A Fishermen's Terminal madeleine cookie

Smells, it has been said, help to rekindle memories more than any of our other senses. The scent of popcorn may take you back to a circus you once attended as a small child, or the smell of a fresh, just-baked apple pie has you traveling back to the days when your mother pulled pastries out of the kitchen oven.

Recently, on a trip to one of the restaurants at Fishermen's Terminal, we walked around behind the buildings to the docks where the fishing fleet was moored. There, among the working fish boats, was the scent of the sea. You could catch faint whiffs of saltwater and fish as the boats dried in the sun.

Even though I was born in the Midwest and spent my early years there, my thoughts raced back to growing up in a southern suburb of Los Angeles only 20 miles from the Pacific. When I was just entering the third grade in elementary school, my father had been transferred again by his employer. Louie and Marge Mazari become our new next-door neighbors when we moved into our new house alongside the orange grove.

The Mazaris were about 10 years older than my parents and had a teenage daughter who married and moved out of her parents' home not long after we arrived. They were an Italian family, a couple of generations away from the Old Country, and shared with us the location of good Italian restaurants and delicatessens in our new neighborhood.

Louie was what one would call an "outdoor sportsman." He fished and hunted - both sports that my father didn't participate in.

I used to go fishing when I was younger with my grandfather in the lakes around Cincinnati or Chicago, or when we took our annual vacation to a cottage on a lake up in Michigan. Mostly Gramp and I would get up around dawn, put Gramp's old Evinrude outboard motor on the back of the rowboat that came with the cottage rental and then putt-putt out into the center of the lake.

Depending on what we were using for bait, we'd spend the next few hours either drowning worms or drowning minnows. We didn't catch much.

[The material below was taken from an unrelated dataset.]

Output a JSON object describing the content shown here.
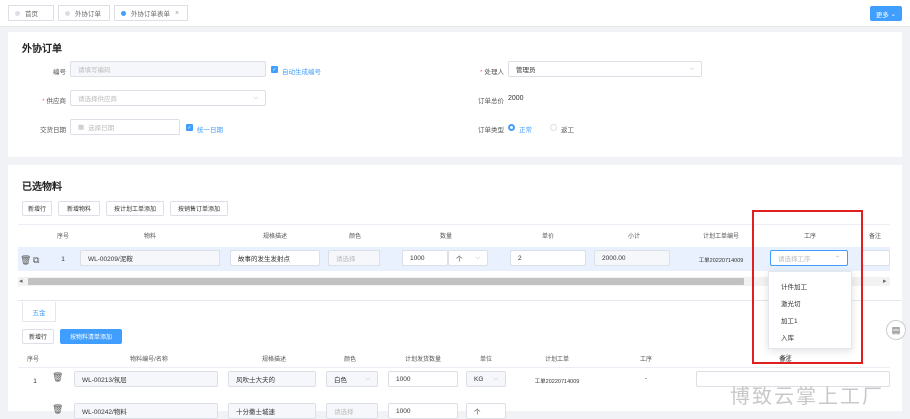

It was Louie who first took me fishing in the ocean.

"Hey, kid," he called to me across the driveway one Saturday fall morning. "What are you doing today? How'd you like to go surf fishing with me down at the beach?" It didn't take long to get my parents' permission to accompany Louie on the new-to-me adventure.

We piled into Louie's somewhat new charcoal-and-pink 1954 Mercury two-door and rumbled the 20 miles to the ocean. We went to the far end of the Huntington State Beach Park, down by the mouth of the Santa Anna River, well beyond the area that beach-goers used for swimming.

After stopping at a beachfront bait shop for a scoop of what was called sand crabs, we walked around the end of the fence and up to the surf line. The wiggly sand crabs were small, gray, sand-burrowing surf animals without pinching claws. My next-door neighbor showed me how to bait each of the three hooks on the fishing rigs we were using.

Louie had loaned me one of his fish poles; it seemed like a telephone pole compared to the lightweight tackle I was used to. (After a few trips I bought my own rod and reel.) The spool reel was huge, too. There must be very large fish out there, I thought.

I watched Louie cast his bait out into the surf and then tried to imitate him. My first cast was abysmal. As I flung the heavy gray lead pyramid sinker that was tied to the end of the line out into the surf, I neglected to put my thumb against the spool of the reel for drag. The spool freewheeled, and soon I had a rat's nest of tangled line that took Louie and me what seemed like half an hour to unsnarl.

When we finally got our lines out, like fishermen everywhere, we waited. Gray-and-white gulls circled overhead, their calls providing an accent to the constant roar of the surf. Our rods would slowly bend and then straighten as our lines were pulled by the action of the waves.

Occasionally, one of our rod tips would give a slight jiggle as, hopefully, some denizen of the deep nibbled at our bait. When that would happen, we'd give our rod a sharp pull and try to set our hooks into whatever it was that was pulling at our lines.

Sometimes we'd even manage to catch a fish or two, but usually they would remain uncaught. So we'd stand there, a man and a boy, staring out at the breaking Pacific, talking a little but mainly just watching wave after wave as they expired against the sand we stood on.

After an hour or so, I'd tire of the fishing and pull my rig in and go off exploring what flotsam and jetsam I could find that had been cast up on our mostly deserted beach. There was a rock jetty we used to fish near that I would also scramble over, exploring as to what sort of marine species had attached themselves to the rocks just below the tide line.

It was these explorations on trips to the beach with Louie that first kindled my attraction to the ocean and all the creatures living beneath its surface. To me, aquariums were always more interesting than zoos.

After a few hours, we'd usually run out of either bait or interest, sometimes both, and then we'd wind our lines in, pick up my bucket containing whatever I'd collected on that particular trip, load all the gear back into the Mercury and head for home. Sometimes we'd stop at a beachfront stand and get ice cream cones.

After a day of handling bait, the occasional fish and all of my marine collections, we at least smelled like fishermen. It was that same scent that tripped memories of fishing trips long ago on the docks of Fishermen's Terminal.

Freelance writer Gary McDaniel is a Magnolia resident.